In 2009, Sloan changed her focus again, and began working as AP’s content manager of international online video. Sloan attributes her Mizzou education to the ease of her recent transition from radio to video.

“What enabled me to make that change over to video was what I learned back at Mizzou in 1982, at KOMU and the courses in the J-School, about what you needed to do to put together TV stories,” Sloan says.

“What enabled me to make that change over to video was what I learned back at Mizzou in 1982, at KOMU and the courses in the J-School, about what you needed to do to put together TV stories,” Sloan says.

In addition to her formal education, after being the reporter out in the field, Sloan feels she is better prepared to package online stories.

“Being out in the field so long makes me better on the desk,” Sloan says. “I have a picture of what the story might be and how they should be presented.
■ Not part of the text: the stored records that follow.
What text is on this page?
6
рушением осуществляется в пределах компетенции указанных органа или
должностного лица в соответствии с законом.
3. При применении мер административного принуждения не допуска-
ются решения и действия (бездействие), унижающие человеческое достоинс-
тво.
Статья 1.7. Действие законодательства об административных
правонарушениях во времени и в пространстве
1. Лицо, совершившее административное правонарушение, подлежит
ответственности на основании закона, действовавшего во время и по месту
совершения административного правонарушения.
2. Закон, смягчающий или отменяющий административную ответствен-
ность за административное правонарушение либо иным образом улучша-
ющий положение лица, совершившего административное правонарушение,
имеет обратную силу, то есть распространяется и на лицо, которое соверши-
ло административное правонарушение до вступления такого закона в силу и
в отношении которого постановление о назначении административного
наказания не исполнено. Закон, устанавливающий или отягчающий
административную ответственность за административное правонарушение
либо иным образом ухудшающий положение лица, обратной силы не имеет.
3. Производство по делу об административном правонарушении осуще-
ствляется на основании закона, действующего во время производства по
I know how to tell it, that’s my job as a storyteller.”

Sloan had found that her work in video has been more challenging than radio due to the added visual dimensions.

“I am a storyteller,” Sloan says. “While having video is a very powerful tool to add to your collection, you always have to be aware of it. It is always the driver. If you lack pictures, you don’t have a TV or video story.”

While Sloan may be thousands of miles away from MU, she has had the opportunity to work with a few journalism alumni throughout her career.

Sloan had some visitors stop by the AP offices from the School’s London Program during the summer of 2010. Missouri students along with Professor Suzette Heiman were taking a tour of the AP offices.

“Suzette stopped by my desk and said, ‘We are from Mizzou,’ and she found out I went there and almost had a heart attack,” Sloan says.

Sloan had the opportunity to talk to the students and even take advantage of a photo opportunity.

Looking back on her career thus far, Sloan attributes her success to the practical skills she learned during her formal education at the Missouri School of Journalism and her hands-on experiences at the local Columbia radio stations.

“If you didn’t have a practical program, you really wouldn’t know if you aren’t suited for this kind of work,” Sloan says. “You get some of that weeding-out process in school.”